I thought: I’ll fake it. I can pretend to be somebody else to get these jobs. I’ll prepare myself and be to be whoever they want me to be.

So I applied as a for a startup that is growing like crazy, making billions, while putting photographers out of a job: Meero.

It’s disguised as a “onboarding” and “training” job, but in reality it is nothing but a telemarketer job, convincing photographers Meero works for them while the opposite is true, trying to con them into a game they cannot win.

I get a first phone interview. I tell myself, sure, I can put my ethics aside and play their game.

So I wait nervously for the call I know is coming at 4pm. I wait. I wait.

At 4:10, the phone rings.

A frenchman says his name and begins by letting me know the number I put on the resume is wrong.

He asks me about the company. I have done my homework. I think I’m doing alright for a while until he asks me coldly if I’d prefer answering the questions in English. “If you understand the questions in French” he tells me.
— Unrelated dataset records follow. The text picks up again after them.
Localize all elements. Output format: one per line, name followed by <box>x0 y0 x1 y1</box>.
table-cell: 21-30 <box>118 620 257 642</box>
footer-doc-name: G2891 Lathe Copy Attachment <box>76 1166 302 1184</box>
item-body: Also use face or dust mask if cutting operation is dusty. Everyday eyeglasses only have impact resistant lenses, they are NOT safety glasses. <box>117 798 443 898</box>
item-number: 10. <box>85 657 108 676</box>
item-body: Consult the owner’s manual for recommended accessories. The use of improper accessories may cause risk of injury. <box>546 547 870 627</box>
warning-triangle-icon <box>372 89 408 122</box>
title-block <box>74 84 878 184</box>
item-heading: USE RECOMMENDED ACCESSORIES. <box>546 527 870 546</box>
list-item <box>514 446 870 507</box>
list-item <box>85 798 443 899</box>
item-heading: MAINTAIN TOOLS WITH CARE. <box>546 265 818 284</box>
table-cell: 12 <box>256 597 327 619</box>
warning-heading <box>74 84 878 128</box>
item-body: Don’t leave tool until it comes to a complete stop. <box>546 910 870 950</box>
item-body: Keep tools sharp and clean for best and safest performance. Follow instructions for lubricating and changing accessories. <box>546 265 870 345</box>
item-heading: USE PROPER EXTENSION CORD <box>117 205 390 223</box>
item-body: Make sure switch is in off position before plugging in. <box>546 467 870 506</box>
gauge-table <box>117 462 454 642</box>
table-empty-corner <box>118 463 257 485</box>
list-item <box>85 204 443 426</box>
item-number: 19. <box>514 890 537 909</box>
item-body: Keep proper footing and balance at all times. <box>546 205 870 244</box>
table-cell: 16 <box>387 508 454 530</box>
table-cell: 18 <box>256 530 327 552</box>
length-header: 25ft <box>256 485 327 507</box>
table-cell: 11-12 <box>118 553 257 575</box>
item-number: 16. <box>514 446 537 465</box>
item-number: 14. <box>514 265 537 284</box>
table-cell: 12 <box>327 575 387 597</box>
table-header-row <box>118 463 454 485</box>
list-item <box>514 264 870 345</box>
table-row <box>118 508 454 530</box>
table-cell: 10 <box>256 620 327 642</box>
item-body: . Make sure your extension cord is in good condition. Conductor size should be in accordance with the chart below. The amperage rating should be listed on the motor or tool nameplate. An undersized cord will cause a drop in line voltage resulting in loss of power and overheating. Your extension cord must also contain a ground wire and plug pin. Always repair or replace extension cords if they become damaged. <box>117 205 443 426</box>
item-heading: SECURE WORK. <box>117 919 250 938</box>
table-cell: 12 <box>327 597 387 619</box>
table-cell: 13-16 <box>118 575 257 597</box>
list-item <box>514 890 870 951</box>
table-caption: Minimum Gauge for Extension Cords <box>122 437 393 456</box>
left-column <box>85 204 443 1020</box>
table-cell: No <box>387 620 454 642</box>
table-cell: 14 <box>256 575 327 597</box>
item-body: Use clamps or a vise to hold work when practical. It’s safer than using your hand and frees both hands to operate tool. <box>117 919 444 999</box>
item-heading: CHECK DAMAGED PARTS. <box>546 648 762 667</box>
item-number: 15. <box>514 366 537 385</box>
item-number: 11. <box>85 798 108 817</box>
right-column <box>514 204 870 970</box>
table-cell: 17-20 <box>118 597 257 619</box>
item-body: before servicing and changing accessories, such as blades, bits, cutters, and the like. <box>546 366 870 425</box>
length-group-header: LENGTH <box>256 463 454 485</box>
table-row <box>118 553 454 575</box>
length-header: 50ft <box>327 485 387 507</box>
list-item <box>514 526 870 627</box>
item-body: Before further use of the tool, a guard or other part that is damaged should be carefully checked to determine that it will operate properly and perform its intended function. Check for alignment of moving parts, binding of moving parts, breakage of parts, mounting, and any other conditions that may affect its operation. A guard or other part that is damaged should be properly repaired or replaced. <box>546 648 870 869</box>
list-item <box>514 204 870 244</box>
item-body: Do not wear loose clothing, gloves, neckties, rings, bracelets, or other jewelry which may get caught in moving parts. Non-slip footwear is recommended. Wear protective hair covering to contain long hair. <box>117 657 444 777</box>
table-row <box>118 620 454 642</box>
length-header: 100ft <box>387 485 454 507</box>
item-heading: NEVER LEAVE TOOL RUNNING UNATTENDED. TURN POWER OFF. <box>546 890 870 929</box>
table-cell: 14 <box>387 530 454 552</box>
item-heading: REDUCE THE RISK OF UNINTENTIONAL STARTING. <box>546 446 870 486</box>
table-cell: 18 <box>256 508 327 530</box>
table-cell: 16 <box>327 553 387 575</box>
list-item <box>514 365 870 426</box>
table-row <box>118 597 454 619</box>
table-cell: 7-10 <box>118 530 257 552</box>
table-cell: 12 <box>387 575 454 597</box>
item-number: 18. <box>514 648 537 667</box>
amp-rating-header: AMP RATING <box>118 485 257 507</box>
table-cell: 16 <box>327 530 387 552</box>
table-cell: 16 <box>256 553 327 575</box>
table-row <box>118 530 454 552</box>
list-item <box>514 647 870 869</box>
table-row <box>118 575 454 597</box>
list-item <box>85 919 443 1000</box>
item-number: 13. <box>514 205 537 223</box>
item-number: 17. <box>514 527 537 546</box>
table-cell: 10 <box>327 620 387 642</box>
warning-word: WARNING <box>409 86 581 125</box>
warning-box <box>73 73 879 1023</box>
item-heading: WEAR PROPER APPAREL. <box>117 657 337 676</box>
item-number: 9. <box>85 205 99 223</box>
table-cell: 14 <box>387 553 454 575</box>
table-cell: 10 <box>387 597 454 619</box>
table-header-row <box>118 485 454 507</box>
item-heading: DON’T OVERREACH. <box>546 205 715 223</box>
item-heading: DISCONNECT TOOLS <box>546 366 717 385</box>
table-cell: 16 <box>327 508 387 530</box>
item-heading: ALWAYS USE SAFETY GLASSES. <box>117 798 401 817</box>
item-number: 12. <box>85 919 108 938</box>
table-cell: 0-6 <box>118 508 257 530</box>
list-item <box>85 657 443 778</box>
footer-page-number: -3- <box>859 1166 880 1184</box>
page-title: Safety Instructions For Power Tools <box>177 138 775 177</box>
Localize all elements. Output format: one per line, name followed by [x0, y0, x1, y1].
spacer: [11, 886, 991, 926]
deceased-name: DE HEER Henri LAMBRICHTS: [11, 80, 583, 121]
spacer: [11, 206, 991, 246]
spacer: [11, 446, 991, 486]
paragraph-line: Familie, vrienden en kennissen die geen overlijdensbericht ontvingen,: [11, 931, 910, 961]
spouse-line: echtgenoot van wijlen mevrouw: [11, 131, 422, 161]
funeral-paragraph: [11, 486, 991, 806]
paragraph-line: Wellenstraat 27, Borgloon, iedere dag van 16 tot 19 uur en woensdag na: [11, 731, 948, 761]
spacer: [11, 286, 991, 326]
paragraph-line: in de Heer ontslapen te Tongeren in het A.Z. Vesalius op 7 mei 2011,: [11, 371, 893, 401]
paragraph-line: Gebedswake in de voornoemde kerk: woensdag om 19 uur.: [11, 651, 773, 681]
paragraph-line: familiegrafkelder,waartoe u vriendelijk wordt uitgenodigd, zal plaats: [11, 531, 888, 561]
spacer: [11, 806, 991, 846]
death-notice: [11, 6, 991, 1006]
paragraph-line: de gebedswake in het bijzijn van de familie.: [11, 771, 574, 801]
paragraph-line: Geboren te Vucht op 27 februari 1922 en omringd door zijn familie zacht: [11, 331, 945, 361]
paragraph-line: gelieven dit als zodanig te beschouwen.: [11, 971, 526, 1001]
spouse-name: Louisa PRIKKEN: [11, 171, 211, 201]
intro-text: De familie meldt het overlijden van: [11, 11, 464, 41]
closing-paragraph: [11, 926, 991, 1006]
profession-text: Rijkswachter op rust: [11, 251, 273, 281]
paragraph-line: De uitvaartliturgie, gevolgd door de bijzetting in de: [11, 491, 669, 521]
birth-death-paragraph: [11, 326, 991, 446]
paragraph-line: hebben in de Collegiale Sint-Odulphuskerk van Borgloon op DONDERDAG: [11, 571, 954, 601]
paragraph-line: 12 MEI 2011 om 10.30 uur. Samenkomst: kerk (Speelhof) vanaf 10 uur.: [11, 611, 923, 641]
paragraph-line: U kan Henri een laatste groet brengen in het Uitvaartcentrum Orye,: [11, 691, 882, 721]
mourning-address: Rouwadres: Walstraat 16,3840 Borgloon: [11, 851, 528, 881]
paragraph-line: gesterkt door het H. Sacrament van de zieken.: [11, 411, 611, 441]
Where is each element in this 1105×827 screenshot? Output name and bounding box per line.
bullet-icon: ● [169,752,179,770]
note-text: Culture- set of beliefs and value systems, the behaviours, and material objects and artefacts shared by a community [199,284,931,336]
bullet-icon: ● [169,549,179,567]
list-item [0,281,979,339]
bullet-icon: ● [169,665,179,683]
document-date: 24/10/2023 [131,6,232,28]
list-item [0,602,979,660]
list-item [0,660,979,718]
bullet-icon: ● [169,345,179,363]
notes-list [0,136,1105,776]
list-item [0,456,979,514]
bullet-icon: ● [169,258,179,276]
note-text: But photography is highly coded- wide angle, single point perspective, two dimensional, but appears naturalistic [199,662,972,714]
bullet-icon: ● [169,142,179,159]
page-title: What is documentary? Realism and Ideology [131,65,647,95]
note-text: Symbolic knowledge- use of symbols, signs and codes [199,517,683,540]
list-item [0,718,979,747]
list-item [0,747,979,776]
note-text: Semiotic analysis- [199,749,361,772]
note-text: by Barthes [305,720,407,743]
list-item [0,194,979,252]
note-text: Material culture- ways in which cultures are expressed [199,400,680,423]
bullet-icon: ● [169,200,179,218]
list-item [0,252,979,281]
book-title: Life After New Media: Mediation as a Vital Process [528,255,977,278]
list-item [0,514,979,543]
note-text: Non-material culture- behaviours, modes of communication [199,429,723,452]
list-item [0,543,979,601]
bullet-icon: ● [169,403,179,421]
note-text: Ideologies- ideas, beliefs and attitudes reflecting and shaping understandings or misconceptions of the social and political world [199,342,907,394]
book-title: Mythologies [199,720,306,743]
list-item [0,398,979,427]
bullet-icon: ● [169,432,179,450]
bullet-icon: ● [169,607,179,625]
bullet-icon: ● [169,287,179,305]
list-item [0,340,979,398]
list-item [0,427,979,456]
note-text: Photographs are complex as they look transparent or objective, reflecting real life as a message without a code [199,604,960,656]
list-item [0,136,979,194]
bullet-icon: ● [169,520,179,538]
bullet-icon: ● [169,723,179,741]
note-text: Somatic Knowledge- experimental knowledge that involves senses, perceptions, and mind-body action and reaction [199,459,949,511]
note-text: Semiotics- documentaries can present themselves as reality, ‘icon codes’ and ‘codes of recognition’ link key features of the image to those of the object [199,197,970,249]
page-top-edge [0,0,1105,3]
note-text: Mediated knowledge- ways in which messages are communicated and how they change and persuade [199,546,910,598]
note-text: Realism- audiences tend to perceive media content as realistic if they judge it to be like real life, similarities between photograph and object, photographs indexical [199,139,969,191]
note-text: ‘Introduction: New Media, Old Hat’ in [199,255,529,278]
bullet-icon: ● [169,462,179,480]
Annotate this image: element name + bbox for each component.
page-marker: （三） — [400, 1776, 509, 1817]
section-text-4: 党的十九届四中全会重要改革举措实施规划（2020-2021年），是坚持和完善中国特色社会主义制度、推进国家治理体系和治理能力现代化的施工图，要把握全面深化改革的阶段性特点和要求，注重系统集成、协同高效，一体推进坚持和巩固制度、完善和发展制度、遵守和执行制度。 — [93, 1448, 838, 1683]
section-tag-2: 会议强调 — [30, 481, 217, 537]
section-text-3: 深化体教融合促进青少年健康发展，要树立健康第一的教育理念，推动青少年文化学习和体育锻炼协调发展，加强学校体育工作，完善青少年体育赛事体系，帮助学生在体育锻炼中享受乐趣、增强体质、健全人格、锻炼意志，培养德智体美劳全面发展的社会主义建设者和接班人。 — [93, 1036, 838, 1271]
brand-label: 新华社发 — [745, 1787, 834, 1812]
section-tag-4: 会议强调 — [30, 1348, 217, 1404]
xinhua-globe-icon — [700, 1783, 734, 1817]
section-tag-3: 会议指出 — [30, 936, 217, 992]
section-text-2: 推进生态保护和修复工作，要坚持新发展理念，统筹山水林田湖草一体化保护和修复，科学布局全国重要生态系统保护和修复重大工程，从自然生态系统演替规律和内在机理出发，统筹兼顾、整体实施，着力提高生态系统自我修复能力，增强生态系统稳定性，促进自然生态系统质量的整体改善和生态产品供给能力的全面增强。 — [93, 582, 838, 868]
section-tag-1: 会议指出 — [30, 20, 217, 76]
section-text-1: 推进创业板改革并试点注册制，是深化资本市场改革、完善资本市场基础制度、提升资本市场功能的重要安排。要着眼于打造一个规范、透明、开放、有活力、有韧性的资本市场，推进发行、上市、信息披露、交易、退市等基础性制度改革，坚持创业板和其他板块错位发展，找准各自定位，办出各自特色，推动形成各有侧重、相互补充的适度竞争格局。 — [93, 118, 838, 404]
The anxiety is mounting. I’m fuming. I switch to English. I try to pretend I can sell.

I try, I fail.

He wants me to tell him something I don’t believe, and I realize in that instant, I don’t know how to do it.

Instead of selling myself, I tell him angrily I can do the job. I want him and his patronizing tone to get off my back. He keeps asking me if I understand the question, that he repeats in dubious English.

In that moment I feel like the most unqualified person on the planet. In the moment I literally am the most unqualified person on the planet.

He hangs up.

I laugh. Then cry. Then spend the next 24 hours feeling worthless.

Until it hits me: you can never win by faking who you are.

Even if I had somehow gotten myself gracefully through that interview, what would have been the best outcome? I would have gotten a job in something that ultimately I don’t want or believe in.

It is not worth it. Even for a paycheck.

If you have to fake yourself into any one thing, that means it was never for you. And this doesn’t only apply to jobs, but to all life’s endeavors.

Don’t ever think you can put who you are aside for someone or something else. It never works, the truth will always ask for its freedom.

At best, you find yourself with a failed interview, at worse with a whole life that is built on lies.

Do yourself a favor: be who you are and do what you truly believe in, and you will never fail.